Kudos to The Times for putting this article on the front page today. It reports that in response to Britain being named the European country with the worst conviction rate for rape, the policing standards watchdog, HM Inspectorate of Constabulary, will be launching a project to ask rape victims why they feel they have been let down by the justice system. This will form part of a nationwide audit of the police force and Crown Prosecution Service.
The article neatly shatters a number of myths, firstly that the reason for the UK’s 6.5% conviction rate is simply because rape cases are too hard to prosecute:
Two decades ago, on a lower level of reporting, the conviction rate [for the UK] was 19 per cent. The first Europe-wide study of rape conviction rates found that France, by contrast, had a conviction rate of 25 per cent in 2006 despite a steady rise in the reporting of attacks over the past 15 years.
25% isn’t ideal, of course, but it’s a hell of a lot better than 6.5 per cent, and if France can do it there’s no reason why we shouldn’t be able to.
Secondly, the same study found that – surprise, surprise – the proportion of false allegations is “extremely low”, ranging from 2 per cent to 9 per cent.
Finally, one of the main factors in the low conviction rate is the attitudes of the police and judiciary:
The study’s author, Liz Kelly, an expert on sexual violence who has advised senior police and the Home Office, criticises a “culture of scepticism” among officers and prosecutors and says that too many people are wedded to the stereotype of the rapist as a violent stranger.
Dave Gee, the former detective chief superintendent who heads the programme, said that Britain’s low conviction rates were partly due to poor evidence gathering and “indifferent attitudes” towards rape by police. “Too often, because of the negative mind at the outset, the case is undermined rather than built up,” he said.

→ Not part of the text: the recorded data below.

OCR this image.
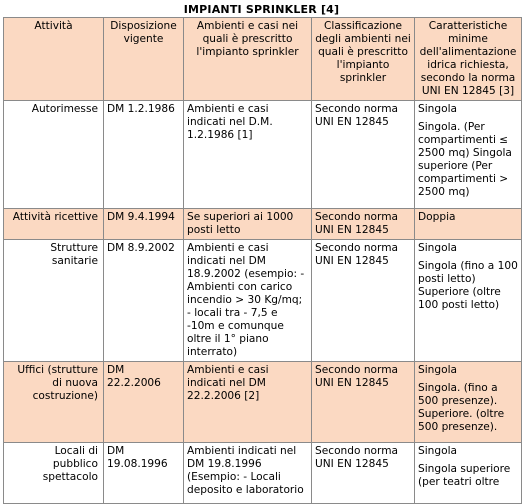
IMPIANTI SPRINKLER [4]
Attività	Disposizione vigente	Ambienti e casi nei quali è prescritto l'impianto sprinkler	Classificazione degli ambienti nei quali è prescritto l'impianto sprinkler	Caratteristiche minime dell'alimentazione idrica richiesta, secondo la norma UNI EN 12845 [3]
Autorimesse	DM 1.2.1986	Ambienti e casi indicati nel D.M. 1.2.1986 [1]	Secondo norma UNI EN 12845	Singola

Singola. (Per compartimenti ≤ 2500 mq) Singola superiore (Per compartimenti > 2500 mq)

Attività ricettive	DM 9.4.1994	Se superiori ai 1000 posti letto	Secondo norma UNI EN 12845	Doppia

Strutture sanitarie	DM 8.9.2002	Ambienti e casi indicati nel DM 18.9.2002 (esempio: - Ambienti con carico incendio > 30 Kg/mq; - locali tra - 7,5 e -10m e comunque oltre il 1° piano interrato)	Secondo norma UNI EN 12845	Singola

Singola (fino a 100 posti letto) Superiore (oltre 100 posti letto)

Uffici (strutture di nuova costruzione)	DM 22.2.2006	Ambienti e casi indicati nel DM 22.2.2006 [2]	Secondo norma UNI EN 12845	Singola

Singola. (fino a 500 presenze). Superiore. (oltre 500 presenze).

Locali di pubblico spettacolo	DM 19.08.1996	Ambienti indicati nel DM 19.8.1996 (Esempio: - Locali deposito e laboratorio	Secondo norma UNI EN 12845	Singola

Singola superiore (per teatri oltre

You can read the rest of the article here but, as ever, I’d recommend avoiding the comments section; something tells me it’s going to fill up with false allegation obsessed rape apologists. Though I did have a little dismayed chuckle at the guy who appears to think that it’s not really rape if it happens on a Saturday night:
[the false allegation rate] does not take account of inconsistent/unreliable complainants who fatally weaken the case .Speak to officers involved in the investigations and you’ll see a lot involve alcohol, weekends and infidelity.
This is so utterly ridiculous and offensive I almost want to give him a point for inventiveness. Almost.